Jefferson Hagen, MacEwan Athletics
EDMONTON – Among the most eye-opening accomplishments of Wen Wang's tenure as a MacEwan student-athlete: he led the Griffins badminton team to a victory over Team Canada.
"Together with me, we had some strong former Chinese national players on the team as well," explained the former Chinese junior national champion, who won three-straight Canadian Colleges Athletic Association national men's singles titles wearing Griffins silks (1989-91).
"I think in ways it's surprising a college team beat a national team, but in other ways, we knew we were going to do it. We had such a strong team; we were pretty much all top international players. It was exciting as a team to beat them, but we kind of expected it."
On June 11, Wang will be inducted into the CCAA Hall of Fame during a ceremony in Calgary. A night earlier, Wang will also be inducted into the Edmonton Sports Hall of Fame, capping an incredible year for his family.
"It means a lot because it's been almost 30 years now," he said. "I'm excited to get the recognition after 30 years. Plus, at the same time my kids both won player of the year, so it's making me excited."
Both daughter Takeisha Wang and son Desmond Wang captured Alberta Colleges Athletic Conference athletes of the year honours after combining to win the CCAA badminton mixed doubles gold medal for Concordia. They previously both won CCAA singles championships (2018), following in the footsteps of their father, who was the most dominant badminton player in North America when he emigrated from China in 1988.
"When I first came, I didn't lose any games in North and South America for three years," he said. "For me, it wasn't too difficult to win the CCAA because it (wasn't the highest level I played)."
Wang went on to win the Canadian national singles title three times (1990, 1994, 1997) and was among the top badminton athletes in the world during his prime. He was inducted into MacEwan Athletics' Wall of Distinction in 2001.
Wen Wang, right, led the Griffins to victory over the Canadian national team during his tenure at MacEwan (Handout).
Wang's playing career was eventually cut short by finances.
"I quickly stopped playing badminton because of my financial problems," he said. "In China as a professional, we get paid to play badminton, but here we have to pay.
"All of my teammates (in China) went on to become a world champion except me because of the financial problems."
However, that setback launched one of the most successful badminton coaching careers in the country. In the years since leaving MacEwan, he has gone on to become one of the most important builders of the sport in Edmonton.

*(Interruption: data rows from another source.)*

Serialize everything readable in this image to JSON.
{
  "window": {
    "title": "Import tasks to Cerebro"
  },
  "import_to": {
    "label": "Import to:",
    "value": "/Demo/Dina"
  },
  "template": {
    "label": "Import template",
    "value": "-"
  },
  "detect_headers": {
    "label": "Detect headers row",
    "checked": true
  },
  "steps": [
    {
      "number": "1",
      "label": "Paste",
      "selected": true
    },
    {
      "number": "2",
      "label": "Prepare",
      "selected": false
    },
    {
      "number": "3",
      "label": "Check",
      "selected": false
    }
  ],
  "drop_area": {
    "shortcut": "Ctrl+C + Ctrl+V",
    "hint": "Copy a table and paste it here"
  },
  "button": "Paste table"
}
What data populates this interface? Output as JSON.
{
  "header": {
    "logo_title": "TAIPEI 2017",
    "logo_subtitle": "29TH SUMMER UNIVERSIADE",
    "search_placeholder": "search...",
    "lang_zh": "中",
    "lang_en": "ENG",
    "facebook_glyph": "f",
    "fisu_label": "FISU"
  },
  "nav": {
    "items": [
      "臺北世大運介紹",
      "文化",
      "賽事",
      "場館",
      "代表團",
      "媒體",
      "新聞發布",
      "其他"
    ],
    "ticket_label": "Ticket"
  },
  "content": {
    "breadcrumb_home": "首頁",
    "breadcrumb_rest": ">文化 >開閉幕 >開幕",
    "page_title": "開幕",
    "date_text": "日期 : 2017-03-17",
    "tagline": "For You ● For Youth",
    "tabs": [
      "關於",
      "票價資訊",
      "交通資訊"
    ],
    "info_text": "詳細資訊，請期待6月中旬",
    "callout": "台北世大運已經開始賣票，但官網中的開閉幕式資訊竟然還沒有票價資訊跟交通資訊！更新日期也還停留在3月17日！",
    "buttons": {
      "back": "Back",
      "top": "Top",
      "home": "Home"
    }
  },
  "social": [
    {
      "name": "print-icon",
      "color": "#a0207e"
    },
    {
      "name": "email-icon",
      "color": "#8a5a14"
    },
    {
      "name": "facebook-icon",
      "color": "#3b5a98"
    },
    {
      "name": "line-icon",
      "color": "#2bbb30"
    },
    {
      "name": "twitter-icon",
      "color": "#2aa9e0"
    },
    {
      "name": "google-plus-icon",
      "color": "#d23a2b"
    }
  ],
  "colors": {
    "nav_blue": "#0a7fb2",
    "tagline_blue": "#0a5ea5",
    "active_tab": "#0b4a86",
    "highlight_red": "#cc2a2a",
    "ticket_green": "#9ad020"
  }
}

Wang first coached at the Royal Glenora Club, paying immediate dividends, by producing the first national champion the club ever had in 1993. In 1997, RGC players won 7 out of 10 national titles and 10 of 20 provincial championships.
Since then, he's coached a steady stream of provincial through Pan-American champions and has lost count of the number of titles his students have won. That run continues to this day at the B-Active Badminton Club – a facility he has owned and been the head coach at since 2015.
In a coaching career that's spanned more than a quarter-century, Wen Wang has mentored countless badminton champions from the provincial to Pan-American levels (Courtesy Wen Wang/Choy Studio).
"I think just being passionate about what I'm doing," he explained of the success as a builder of the sport. "I love the job I'm doing. Every time I coach a lesson, I try my best to give (advice).
"In badminton, it's important to teach them how to use the sport to carry on their life. That toughness and how they handle different positions will eventually carry on helping them become better people. That's what I've been trying to do."
That includes mentoring his kids, who have gone on to enjoy success at the post-secondary level, too.
Turns out badminton runs even further in the family. Wang's wife Shirley Mah played for the NAIT Ooks at the same time he was at MacEwan. They met when the ACAC sent a team to nationals. Mah won a CCAA silver medal.
"We had initially met through ACAC competitions, and later we were able to both qualify for the CCAA National Championships," Wang told the CCAA. "This was my most memorable year of the three years that I competed in the CCAA and ACAC."
The lessons Wang learned from his time at MacEwan are ones he's been able to apply throughout his life.
"By being able to participate in the ACAC and CCAA, I learned how to be a team player, and how to support my teammates in training and competition," Wang told the CCAA. "I also developed the leadership skills that I needed to be a badminton coach later on."